Apple allow users to update devices themselves, however it may be desired to delay an update, perhaps due to some incompatibility that is not yet resolved.
When Apple release updates, devices report these updates to the users of the device; allowing them to trigger that update as soon as they desire. Apple provide a method to ‘Defer’ updates. Updates deferred will no longer be visible to the user, may be deferred up to a maximum of 90 days, yet MDM may still push updates during the deferred timeframe.
The method of deferral varies between macOS and mobile devices, but both are pushed using a Configuration Profile.
Consider a recommended workflow where a defer time frame is less than maximum. This would give the option to amend the policy to a greater amount where the deadline is not met. Remember to lower the defer period, on completion of the additional testing and deployment, back to the lower chosen value.
When updates are deferred, no local tools may be used to view or instal updates released in a time frame less than the deferred period. This not only includes System Preferences, but also the 'softwareupdate' command line tool. MDM is the only method of deployment whilst an update is still in its deferred time frame.
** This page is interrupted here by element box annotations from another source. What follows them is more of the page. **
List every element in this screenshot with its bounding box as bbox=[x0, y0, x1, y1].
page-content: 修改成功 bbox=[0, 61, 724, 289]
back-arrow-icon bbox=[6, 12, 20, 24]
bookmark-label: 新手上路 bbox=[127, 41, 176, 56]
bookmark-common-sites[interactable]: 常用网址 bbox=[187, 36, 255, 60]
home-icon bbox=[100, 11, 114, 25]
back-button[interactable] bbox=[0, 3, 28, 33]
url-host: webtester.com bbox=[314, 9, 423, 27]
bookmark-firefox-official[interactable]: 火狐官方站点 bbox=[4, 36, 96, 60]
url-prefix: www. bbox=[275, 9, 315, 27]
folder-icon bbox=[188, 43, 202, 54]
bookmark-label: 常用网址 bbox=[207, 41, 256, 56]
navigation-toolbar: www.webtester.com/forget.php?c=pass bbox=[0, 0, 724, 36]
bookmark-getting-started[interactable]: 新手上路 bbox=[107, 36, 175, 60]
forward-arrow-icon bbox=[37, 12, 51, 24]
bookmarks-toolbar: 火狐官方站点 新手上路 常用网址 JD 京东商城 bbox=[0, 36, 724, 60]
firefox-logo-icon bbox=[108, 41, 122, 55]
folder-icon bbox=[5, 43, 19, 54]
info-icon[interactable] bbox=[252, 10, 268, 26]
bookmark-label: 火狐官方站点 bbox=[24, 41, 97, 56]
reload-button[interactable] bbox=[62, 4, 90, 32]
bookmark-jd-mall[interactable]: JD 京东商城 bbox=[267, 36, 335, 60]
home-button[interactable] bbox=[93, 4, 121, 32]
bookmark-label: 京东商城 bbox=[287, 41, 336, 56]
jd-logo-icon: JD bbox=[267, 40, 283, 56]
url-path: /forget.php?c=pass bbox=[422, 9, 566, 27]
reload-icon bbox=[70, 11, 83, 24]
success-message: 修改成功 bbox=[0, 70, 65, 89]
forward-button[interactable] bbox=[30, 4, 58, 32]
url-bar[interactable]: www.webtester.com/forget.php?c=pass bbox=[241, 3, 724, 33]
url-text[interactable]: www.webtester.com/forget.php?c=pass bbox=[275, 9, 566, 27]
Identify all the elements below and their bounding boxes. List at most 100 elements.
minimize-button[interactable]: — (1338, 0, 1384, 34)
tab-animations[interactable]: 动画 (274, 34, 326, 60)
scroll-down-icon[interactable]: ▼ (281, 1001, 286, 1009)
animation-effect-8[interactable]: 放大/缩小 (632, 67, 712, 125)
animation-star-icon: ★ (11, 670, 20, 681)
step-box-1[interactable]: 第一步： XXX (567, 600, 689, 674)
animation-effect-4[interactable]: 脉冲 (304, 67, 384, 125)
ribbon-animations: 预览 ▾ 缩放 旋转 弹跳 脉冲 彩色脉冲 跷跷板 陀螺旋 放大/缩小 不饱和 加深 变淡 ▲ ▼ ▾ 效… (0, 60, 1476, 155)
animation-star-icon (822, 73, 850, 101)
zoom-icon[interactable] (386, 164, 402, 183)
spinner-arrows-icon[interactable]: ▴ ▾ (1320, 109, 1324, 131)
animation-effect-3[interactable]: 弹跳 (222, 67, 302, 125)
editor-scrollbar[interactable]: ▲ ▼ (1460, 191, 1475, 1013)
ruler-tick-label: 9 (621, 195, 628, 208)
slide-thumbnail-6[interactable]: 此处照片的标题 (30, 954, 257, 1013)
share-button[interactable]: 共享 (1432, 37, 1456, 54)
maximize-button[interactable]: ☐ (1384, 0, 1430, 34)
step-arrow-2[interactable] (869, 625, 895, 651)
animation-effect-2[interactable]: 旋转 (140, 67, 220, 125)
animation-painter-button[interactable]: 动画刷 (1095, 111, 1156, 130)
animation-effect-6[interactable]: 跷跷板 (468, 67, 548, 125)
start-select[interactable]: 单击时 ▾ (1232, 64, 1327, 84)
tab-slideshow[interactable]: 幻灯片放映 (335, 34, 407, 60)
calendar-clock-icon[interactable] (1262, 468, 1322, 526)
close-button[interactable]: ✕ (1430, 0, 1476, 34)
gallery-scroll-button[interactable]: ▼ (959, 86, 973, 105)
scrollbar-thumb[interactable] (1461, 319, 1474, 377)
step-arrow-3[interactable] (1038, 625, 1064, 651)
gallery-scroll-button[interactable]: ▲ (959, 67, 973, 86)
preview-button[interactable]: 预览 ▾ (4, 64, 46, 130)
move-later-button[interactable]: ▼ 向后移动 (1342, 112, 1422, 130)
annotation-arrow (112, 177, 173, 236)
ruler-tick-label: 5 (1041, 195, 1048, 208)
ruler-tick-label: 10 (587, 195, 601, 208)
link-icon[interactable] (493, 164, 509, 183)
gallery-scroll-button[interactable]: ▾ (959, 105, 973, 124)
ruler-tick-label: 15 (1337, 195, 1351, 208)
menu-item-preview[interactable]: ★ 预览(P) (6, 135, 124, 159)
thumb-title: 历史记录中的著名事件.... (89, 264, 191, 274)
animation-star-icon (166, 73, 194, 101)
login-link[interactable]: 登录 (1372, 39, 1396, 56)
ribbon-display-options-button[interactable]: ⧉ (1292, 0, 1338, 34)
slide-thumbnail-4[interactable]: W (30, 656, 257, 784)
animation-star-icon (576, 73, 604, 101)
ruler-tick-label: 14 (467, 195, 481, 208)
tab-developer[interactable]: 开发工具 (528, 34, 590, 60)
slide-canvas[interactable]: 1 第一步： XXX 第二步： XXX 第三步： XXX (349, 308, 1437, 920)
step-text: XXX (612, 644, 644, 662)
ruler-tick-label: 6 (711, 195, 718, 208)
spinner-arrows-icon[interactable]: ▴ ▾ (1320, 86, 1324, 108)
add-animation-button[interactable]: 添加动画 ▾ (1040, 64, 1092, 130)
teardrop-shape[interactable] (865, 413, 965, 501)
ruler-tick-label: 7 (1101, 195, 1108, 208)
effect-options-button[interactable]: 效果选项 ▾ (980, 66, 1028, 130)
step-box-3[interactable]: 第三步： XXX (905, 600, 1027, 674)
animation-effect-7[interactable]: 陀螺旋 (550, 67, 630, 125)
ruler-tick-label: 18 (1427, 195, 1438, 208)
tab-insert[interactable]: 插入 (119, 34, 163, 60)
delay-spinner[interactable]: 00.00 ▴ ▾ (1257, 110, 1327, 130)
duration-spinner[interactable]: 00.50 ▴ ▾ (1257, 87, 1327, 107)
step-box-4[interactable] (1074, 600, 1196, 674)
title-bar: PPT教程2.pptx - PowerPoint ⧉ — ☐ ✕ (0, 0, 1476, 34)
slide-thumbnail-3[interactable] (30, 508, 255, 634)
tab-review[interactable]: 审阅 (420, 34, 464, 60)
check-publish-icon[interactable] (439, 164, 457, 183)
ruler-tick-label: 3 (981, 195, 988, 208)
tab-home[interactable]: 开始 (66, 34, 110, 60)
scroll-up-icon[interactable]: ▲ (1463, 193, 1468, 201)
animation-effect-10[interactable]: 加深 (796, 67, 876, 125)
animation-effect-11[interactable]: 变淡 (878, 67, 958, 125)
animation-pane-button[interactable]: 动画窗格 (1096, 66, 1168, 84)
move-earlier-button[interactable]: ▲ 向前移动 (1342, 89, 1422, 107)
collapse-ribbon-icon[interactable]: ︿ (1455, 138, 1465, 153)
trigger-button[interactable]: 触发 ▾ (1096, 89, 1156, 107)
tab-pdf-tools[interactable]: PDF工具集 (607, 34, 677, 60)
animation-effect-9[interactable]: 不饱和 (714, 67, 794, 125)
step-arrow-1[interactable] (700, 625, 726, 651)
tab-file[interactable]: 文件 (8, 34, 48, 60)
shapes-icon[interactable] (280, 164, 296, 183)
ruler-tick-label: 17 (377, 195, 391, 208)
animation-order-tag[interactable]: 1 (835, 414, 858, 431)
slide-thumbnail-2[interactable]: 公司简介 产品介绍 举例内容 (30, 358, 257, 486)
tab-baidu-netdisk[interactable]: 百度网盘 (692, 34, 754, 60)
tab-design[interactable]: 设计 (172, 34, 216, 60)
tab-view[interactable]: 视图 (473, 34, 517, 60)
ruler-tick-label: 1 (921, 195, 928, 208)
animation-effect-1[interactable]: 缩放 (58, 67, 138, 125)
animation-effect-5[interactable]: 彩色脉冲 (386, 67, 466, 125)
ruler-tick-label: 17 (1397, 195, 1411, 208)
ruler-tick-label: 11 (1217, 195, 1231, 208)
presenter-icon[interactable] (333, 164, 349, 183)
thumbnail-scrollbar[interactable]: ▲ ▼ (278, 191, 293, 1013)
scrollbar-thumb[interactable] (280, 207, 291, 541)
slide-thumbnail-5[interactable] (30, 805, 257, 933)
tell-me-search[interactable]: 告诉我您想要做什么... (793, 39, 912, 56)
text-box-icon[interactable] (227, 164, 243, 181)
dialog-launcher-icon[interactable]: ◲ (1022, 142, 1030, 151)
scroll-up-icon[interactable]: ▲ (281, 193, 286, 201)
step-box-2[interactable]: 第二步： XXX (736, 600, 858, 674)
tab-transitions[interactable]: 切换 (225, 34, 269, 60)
Deferment duration commences on the release date of each update. For example, with a defer period of 10 days:
appleOS 1.1 released June 5th
User will not be able to see appleOS 1.1 update until 15th June
appleOS 1.2 released June 12th
Users will not be able to see appleOS 1.2 update until 22rd June
MDM may push out appleOS 1.1. from June 5th onwards, regardless of the deferred period
MDM may push out appleOS 1.2. from June 12th onwards, regardless of the deferred period
Consider a 60 day defer policy. Within 60 days after an update is released, it will not be available to the user. Once 60 days have passed, the update will show in Software Updates and the user may instal the update. It is possible that during that 60 day period an update is released to supersede the original. As long as Apple do not deprecate the former, it should still be available for deployment to devices.
In the example, 10.15.2 and 10.15.3 were released prior to 10.15.1 reaching its 60 day policy restriction. As such none of the 10.15 updates will be available to the end user. During the 60 day time frame, an MDM command may be sent to the device to instal the update; as indicated on day 50 of the example. In this instance, the command to instal 10.15.1 was sent. If not deprecated, a 10.15.1 notification should be presented to the user to instal the update.
60 days from an updates release, the policy lapses and the user is notified of the update, regardless; any devices that had not yet received the 10.15.1 deployment would then notify the user. If testing has not been completed and the 60 day policy lapses, as seen with 10.15.2, then the user will still be notified that the update exists; day 80, 60 days after day 20 when 10.15.2 was released.
It is therefore possible to be testing multiple versions of updates, prior to release to users. However, it is not possible to prevent the users from seeing those updates once the deferred period has been exceeded.